Bandit Profit-maximization for Targeted Marketing
Joon Suk Huh, Ellen Vitercik, Kirthevasan Kandasamy
TL;DR
The paper addresses profit-maximization across $n$ markets with a common price and market-specific marketing costs, under adversarial, unknown demand curves observed via bandit feedback. It introduces a decomposed learning approach: for monotonic demands, a discretized EXP3-style method maintains a price distribution and per-price cost distributions; for cost-concave demands, a kernelized exponential-weights scheme updates continuous cost distributions.
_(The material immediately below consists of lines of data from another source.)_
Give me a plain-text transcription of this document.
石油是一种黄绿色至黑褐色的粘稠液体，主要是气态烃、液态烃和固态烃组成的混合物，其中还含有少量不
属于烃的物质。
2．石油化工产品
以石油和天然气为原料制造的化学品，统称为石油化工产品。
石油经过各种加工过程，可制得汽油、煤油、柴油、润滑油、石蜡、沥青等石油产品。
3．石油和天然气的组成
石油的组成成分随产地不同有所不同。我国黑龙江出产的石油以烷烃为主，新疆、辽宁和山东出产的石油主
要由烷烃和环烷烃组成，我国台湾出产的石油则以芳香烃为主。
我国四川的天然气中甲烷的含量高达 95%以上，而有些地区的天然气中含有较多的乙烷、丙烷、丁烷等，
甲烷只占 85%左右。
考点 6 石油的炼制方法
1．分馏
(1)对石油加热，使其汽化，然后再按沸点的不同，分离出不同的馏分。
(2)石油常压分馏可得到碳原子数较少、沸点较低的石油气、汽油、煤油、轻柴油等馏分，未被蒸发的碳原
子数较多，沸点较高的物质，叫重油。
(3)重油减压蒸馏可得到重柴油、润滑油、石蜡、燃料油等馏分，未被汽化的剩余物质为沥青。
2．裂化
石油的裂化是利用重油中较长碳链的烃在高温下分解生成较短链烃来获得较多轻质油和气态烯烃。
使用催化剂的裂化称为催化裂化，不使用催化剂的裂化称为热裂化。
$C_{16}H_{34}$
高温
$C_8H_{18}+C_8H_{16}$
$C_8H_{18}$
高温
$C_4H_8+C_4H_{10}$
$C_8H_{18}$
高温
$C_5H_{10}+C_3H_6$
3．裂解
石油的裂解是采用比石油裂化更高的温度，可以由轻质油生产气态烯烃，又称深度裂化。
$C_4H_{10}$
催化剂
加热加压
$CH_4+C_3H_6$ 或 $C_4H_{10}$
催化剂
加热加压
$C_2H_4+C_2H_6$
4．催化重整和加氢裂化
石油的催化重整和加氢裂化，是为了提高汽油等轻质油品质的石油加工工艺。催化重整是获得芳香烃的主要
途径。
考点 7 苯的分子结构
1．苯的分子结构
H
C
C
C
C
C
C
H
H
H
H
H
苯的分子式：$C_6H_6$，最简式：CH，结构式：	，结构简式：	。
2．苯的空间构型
The main results are regret bounds that scale linearly with $n$: $\tilde{O}(nT^{3/4})$ for monotonic demands and $\tilde{O}(nT^{2/3})$ for cost-concave demands, with matching (up to constants) lower bounds $\Omega((nT)^{3/4})$ and $\Omega(nT^{2/3})$, respectively. The work also shows that these algorithms extend to several practical variants (subscription dynamics, promotional credits, and multi-armed profit-maximizing A/B tests), offering scalable, near-optimal performance in multi-market pricing with advertising effects.
Abstract
We study a sequential profit-maximization problem, optimizing for both price and ancillary variables like marketing expenditures. Specifically, we aim to maximize profit over an arbitrary sequence of multiple demand curves, each dependent on a distinct ancillary variable, but sharing the same price. A prototypical example is targeted marketing, where a firm (seller) wishes to sell a product over multiple markets. The firm may invest different marketing expenditures for different markets to optimize customer acquisition, but must maintain the same price across all markets. Moreover, markets may have heterogeneous demand curves, each responding to prices and marketing expenditures differently. The firm's objective is to maximize its gross profit, the total revenue minus marketing costs. Our results are near-optimal algorithms for this class of problems in an adversarial bandit setting, where demand curves are arbitrary non-adaptive sequences, and the firm observes only noisy evaluations of chosen points on the demand curves. For $n$ demand curves (markets), we prove a regret upper bound of $\tilde{O}(nT^{3/4})$ and a lower bound of $Ω((nT)^{3/4})$ for monotonic demand curves, and a regret bound of $\tildeΘ(nT^{2/3})$ for demands curves that are monotonic in price and concave in the ancillary variables.